Are we accomplishing more in less time or simply rushing through life with technology urging us on? The allure of multitasking, powered by tech, is fracturing our attention span, and the quality of our work and the depth of our engagement with the world around us are suffering.
If technology serves us, shouldn’t it be judged by how much joy it brings into our lives, how it enhances our relationships, and how it contributes to our sense of purpose?
The disappearance of video stores marked the quiet end of an era. It’s about more than the loss of a business model; it’s the fading of a culture that celebrated the collective joy of exploration and the inherent pleasure of constraint. Streaming services may have replaced the video store, but for those of us who grew up marvelling at the curated shelves and talking to passionate clerks, they have yet to replicate the excitement and the community that came with it. The video store wasn’t just a store; it was a shared experience, a tangible part of our lives that tech, in all its sleek pseudo sophistication, can never truly replace.

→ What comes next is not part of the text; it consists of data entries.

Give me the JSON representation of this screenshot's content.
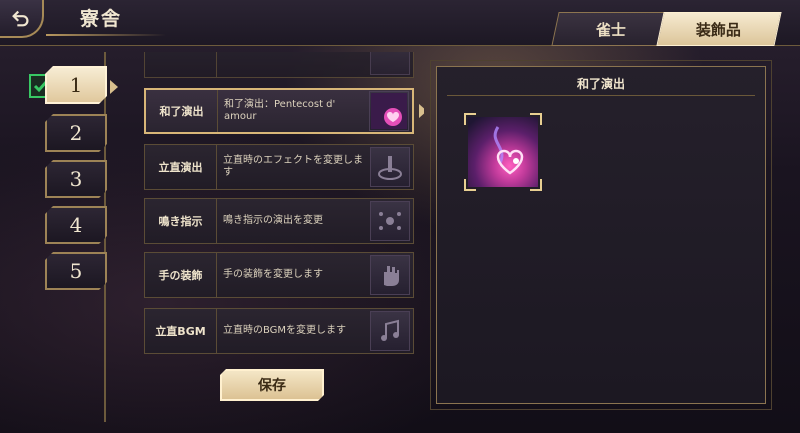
{
  "header": {
    "title": "寮舎",
    "tabs": [
      {
        "label": "雀士",
        "active": false
      },
      {
        "label": "装飾品",
        "active": true
      }
    ]
  },
  "slots": [
    {
      "label": "1",
      "active": true,
      "checked": true
    },
    {
      "label": "2",
      "active": false
    },
    {
      "label": "3",
      "active": false
    },
    {
      "label": "4",
      "active": false
    },
    {
      "label": "5",
      "active": false
    }
  ],
  "rows": [
    {
      "label": "和了演出",
      "desc": "和了演出：Pentecost d' amour",
      "selected": true,
      "icon": "heart-effect-icon"
    },
    {
      "label": "立直演出",
      "desc": "立直時のエフェクトを変更します",
      "selected": false,
      "icon": "riichi-effect-icon"
    },
    {
      "label": "鳴き指示",
      "desc": "鳴き指示の演出を変更",
      "selected": false,
      "icon": "call-indicator-icon"
    },
    {
      "label": "手の装飾",
      "desc": "手の装飾を変更します",
      "selected": false,
      "icon": "hand-icon"
    },
    {
      "label": "立直BGM",
      "desc": "立直時のBGMを変更します",
      "selected": false,
      "icon": "music-icon"
    }
  ],
  "save_label": "保存",
  "detail": {
    "title": "和了演出"
  },
  "colors": {
    "accent": "#d8b678",
    "active_tab": "#f6ead0",
    "check_green": "#38c864"
  }
}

While technology has streamlined the minutiae of our daily routines, it has not elevated our quality of life to the exalted heights forecast by the pundits and prophets of Silicon Valley. Ours is an age of marginal convenience, not measurable betterment.

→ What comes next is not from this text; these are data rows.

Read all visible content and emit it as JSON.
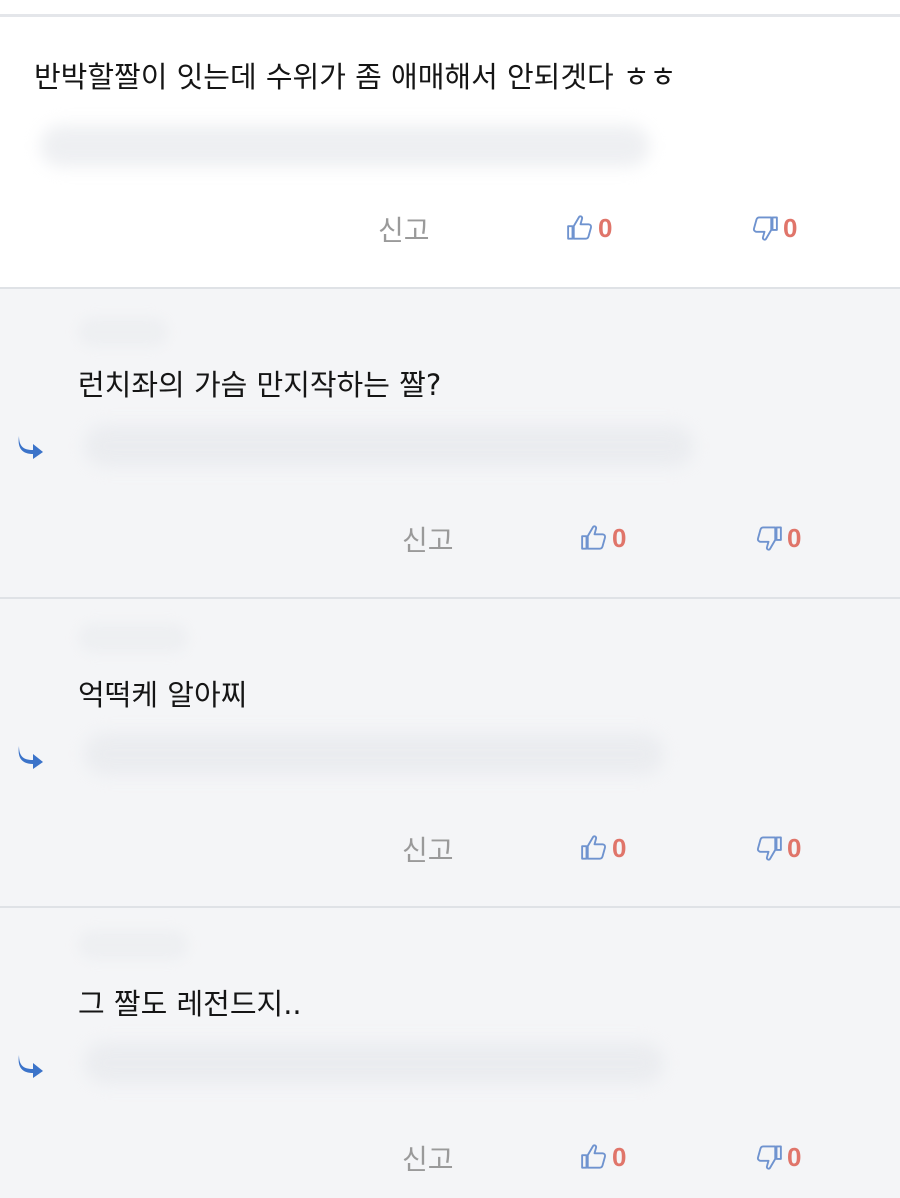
{
  "comments": [
    {
      "text": "반박할짤이 잇는데 수위가 좀 애매해서 안되겟다 ㅎㅎ",
      "report": "신고",
      "likes": "0",
      "dislikes": "0",
      "reply": false
    },
    {
      "text": "런치좌의 가슴 만지작하는 짤?",
      "report": "신고",
      "likes": "0",
      "dislikes": "0",
      "reply": true
    },
    {
      "text": "억떡케 알아찌",
      "report": "신고",
      "likes": "0",
      "dislikes": "0",
      "reply": true
    },
    {
      "text": "그 짤도 레전드지..",
      "report": "신고",
      "likes": "0",
      "dislikes": "0",
      "reply": true
    }
  ],
  "colors": {
    "thumb_icon": "#6f93cf",
    "count": "#e0756a",
    "reply_arrow": "#3b73c9",
    "reply_bg": "#f4f5f7"
  },
  "icons": {
    "reply": "reply-arrow-icon",
    "like": "thumbs-up-icon",
    "dislike": "thumbs-down-icon"
  }
}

For all my ranting and raving, I don’t believe the solution lies in a wholesale retreat from digital advancements. If I’d had either more or less coffee today, I’d have a far more intelligent analogy, but something about closing the barn door after the horse has already gone viral, etc., will suffice.
The key may be to cultivate what one might call ‘technological mindfulness,’ an approach that embraces the tools of modernity while maintaining an acute awareness of their place in our lives. This isn’t about eschewing devices but about recalibrating our relationship with them. It involves asking ourselves whether each new app or gadget truly serves us or is merely filling a void with the white noise of convenience.
I am redefining my metrics for a ‘better’ life. If the last two decades have taught us anything, a life measured by the number of tasks completed in a day may miss the essence of what it means to live well. Perhaps, then, ‘better’ can be understood as the quality of our relationships, the richness of our experiences, and the depth of our engagements with the world around us.
Hope lies in our adaptability. Just as we have learned to navigate a world of constant notifications and digital demands, we can learn to set boundaries that prioritize human connection, creativity, and mental well-being. It’s about harnessing the conveniences of technology to enhance these aspects of life rather than overshadow them.
Technology, after all, is a tool — and it is only as beneficial as its purpose. By reorienting our use of technology towards enriching the human experience rather than merely facilitating the mundane, we can begin to close the gap between the convenience provided by the last 20 years of tech and the genuine betterment of our lives. This is not a regression; it’s an evolution towards balance and a step towards a future where we control Silicon Valley’s shiny toys and not the other way around.